Figure 3 Electrotarsal response of adult female Tetranychus urticae to compounds with different functional groups, at 10 ng, 100 ng, 1 μg, 10 μg (n = 20). All responses are standardized to hexane by subtracting the response of hexane from the response of the compound. The bar represents the median, the box represents the interquartile range, and the whiskers represent the maximum and minimum values that are not outliers.
Table 1 Adjusted p-values from Tukey multiple comparisons of means for the butyric acid response of adult female Tetranychus urticae at all tested concentrations (10 ng, 100 ng, 1 μg, 10 μg) compared to 7 other compounds at the same concentrations (n = 20).

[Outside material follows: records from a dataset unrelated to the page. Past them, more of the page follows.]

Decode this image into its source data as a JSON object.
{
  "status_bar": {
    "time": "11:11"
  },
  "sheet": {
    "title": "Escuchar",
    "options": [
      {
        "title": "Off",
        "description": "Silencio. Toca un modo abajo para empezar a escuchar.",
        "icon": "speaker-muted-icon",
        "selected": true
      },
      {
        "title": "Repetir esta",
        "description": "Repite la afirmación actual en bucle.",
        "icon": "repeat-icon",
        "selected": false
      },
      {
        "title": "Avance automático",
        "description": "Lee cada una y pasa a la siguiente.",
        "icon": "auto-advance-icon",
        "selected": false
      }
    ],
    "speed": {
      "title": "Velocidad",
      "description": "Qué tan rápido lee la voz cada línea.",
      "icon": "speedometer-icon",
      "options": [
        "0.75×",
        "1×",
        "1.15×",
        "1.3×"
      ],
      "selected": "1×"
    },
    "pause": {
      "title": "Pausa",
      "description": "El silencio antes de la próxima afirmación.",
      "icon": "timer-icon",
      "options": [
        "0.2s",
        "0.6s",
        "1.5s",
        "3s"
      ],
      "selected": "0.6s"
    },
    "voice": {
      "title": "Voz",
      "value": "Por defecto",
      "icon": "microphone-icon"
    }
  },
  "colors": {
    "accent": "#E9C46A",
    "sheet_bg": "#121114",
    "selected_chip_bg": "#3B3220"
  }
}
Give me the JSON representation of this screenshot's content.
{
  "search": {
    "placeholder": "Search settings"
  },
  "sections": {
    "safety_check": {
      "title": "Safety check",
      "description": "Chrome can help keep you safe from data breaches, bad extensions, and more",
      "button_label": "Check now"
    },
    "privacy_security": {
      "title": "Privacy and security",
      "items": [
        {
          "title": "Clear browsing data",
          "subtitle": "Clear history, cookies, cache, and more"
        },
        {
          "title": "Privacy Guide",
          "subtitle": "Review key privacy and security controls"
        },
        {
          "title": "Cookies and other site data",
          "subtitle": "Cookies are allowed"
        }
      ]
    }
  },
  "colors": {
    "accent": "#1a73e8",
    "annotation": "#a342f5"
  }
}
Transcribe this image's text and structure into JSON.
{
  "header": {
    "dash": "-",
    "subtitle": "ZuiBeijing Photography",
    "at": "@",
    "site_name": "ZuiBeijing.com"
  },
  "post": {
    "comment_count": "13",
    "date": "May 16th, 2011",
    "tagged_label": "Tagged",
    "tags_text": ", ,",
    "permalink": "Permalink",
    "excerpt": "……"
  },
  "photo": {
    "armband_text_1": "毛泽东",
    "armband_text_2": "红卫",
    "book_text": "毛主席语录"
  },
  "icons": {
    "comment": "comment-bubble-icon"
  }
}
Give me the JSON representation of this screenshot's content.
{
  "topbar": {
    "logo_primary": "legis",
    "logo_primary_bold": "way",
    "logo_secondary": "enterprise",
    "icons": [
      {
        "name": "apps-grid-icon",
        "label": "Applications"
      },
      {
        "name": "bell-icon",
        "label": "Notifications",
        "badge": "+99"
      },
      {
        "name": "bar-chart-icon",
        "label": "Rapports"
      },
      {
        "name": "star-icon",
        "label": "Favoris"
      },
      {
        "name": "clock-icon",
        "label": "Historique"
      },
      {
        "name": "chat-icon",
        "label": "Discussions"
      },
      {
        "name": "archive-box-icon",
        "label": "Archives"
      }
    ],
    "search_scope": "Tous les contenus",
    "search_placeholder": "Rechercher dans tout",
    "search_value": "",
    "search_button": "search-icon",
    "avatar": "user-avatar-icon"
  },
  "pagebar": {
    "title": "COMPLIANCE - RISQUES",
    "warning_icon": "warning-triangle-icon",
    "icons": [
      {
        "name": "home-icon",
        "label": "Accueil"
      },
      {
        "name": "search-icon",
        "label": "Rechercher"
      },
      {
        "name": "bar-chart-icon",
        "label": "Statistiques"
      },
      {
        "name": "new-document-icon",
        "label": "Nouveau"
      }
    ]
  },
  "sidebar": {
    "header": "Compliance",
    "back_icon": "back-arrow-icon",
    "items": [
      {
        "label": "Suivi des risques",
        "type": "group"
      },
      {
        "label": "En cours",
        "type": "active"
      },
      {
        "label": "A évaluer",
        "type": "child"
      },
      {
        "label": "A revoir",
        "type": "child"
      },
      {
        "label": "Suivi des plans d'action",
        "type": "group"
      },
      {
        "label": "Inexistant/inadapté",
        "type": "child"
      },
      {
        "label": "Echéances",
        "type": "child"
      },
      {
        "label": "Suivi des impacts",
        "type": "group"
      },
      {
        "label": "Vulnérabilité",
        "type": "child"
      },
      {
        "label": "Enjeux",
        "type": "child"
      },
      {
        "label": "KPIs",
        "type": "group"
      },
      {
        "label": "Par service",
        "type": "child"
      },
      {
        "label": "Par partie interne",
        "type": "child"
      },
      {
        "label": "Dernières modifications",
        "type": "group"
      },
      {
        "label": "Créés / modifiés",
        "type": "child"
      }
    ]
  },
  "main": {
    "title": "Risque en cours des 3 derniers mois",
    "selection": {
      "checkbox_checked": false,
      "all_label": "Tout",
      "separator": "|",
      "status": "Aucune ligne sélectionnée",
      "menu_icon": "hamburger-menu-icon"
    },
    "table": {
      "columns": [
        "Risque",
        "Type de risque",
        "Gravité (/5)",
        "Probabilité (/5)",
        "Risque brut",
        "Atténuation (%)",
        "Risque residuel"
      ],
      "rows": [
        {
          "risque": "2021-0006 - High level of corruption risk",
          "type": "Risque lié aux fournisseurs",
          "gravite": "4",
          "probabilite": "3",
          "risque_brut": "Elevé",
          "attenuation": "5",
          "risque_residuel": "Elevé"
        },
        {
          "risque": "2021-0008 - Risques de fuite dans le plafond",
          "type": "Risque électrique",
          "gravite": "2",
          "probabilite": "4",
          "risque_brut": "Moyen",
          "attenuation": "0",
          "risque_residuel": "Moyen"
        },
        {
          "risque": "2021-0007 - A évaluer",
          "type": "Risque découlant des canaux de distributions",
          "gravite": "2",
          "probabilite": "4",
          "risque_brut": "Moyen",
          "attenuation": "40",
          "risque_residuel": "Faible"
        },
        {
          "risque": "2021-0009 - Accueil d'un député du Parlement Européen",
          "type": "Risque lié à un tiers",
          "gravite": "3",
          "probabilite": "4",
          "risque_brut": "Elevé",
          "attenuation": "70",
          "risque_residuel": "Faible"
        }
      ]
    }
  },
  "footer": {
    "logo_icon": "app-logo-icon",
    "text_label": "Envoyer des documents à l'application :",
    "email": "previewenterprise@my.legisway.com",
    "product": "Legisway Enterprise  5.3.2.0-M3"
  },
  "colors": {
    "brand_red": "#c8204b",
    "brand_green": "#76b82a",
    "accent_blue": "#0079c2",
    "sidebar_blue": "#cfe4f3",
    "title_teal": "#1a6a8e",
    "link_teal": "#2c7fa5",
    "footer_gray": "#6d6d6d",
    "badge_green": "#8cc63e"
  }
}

Gas chromatography-linked electrotarsal detection
Two-spotted spider mites responded to a series of carboxylic acids via stimulation from GC effluent (Figures 4A, 5A), including propionic acid, butyric acid, isovaleric acid, hexanoic acid, and octanoic acid. Butyric acid, a 4-carbon carboxylic acid, had a mean peak amplitude of 0.132 mV ± 0.0223. Carboxylic acids with 4 carbons had a smaller mean peak amplitude. Two-spotted spider mites also responded to a series of aldehydes (Figures 4B, 5B), including pentanal, hexanal, heptanal, octanal, and nonanal. Heptanal and octanal had a mean peak amplitude of 0.127 mV ± 0.0354 and 0.123 mV ± 0.00901 respectively, and all other aldehydes had a smaller mean peak amplitude. Finally, the mites responded to 3 different essential oil active ingredients (e.g., eucalyptol, linalool, and thymol) (Figures 4C, 5C). Eucalyptol had a mean peak amplitude of 0.0973 mV ± 0.0197. Other essential oil active ingredients had a smaller mean peak amplitude. Overall, the mites had the strongest responses to the carboxylic acid series, then the aldehyde series; the weakest response was recorded toward the essential oil active ingredients.
Figure 4 Gas Chromatography-linked Electrotarsal Detection displaying electrotarsal responses of Tetranychus urticae to a master mix of (A) carboxylic acids at a concentration of 1 μg/μL, (B) aldehydes at a concentration of 1 μg/μL, (C) essential oil active ingredients at a concentration of 100 ng/μL (volume injected: 1µl).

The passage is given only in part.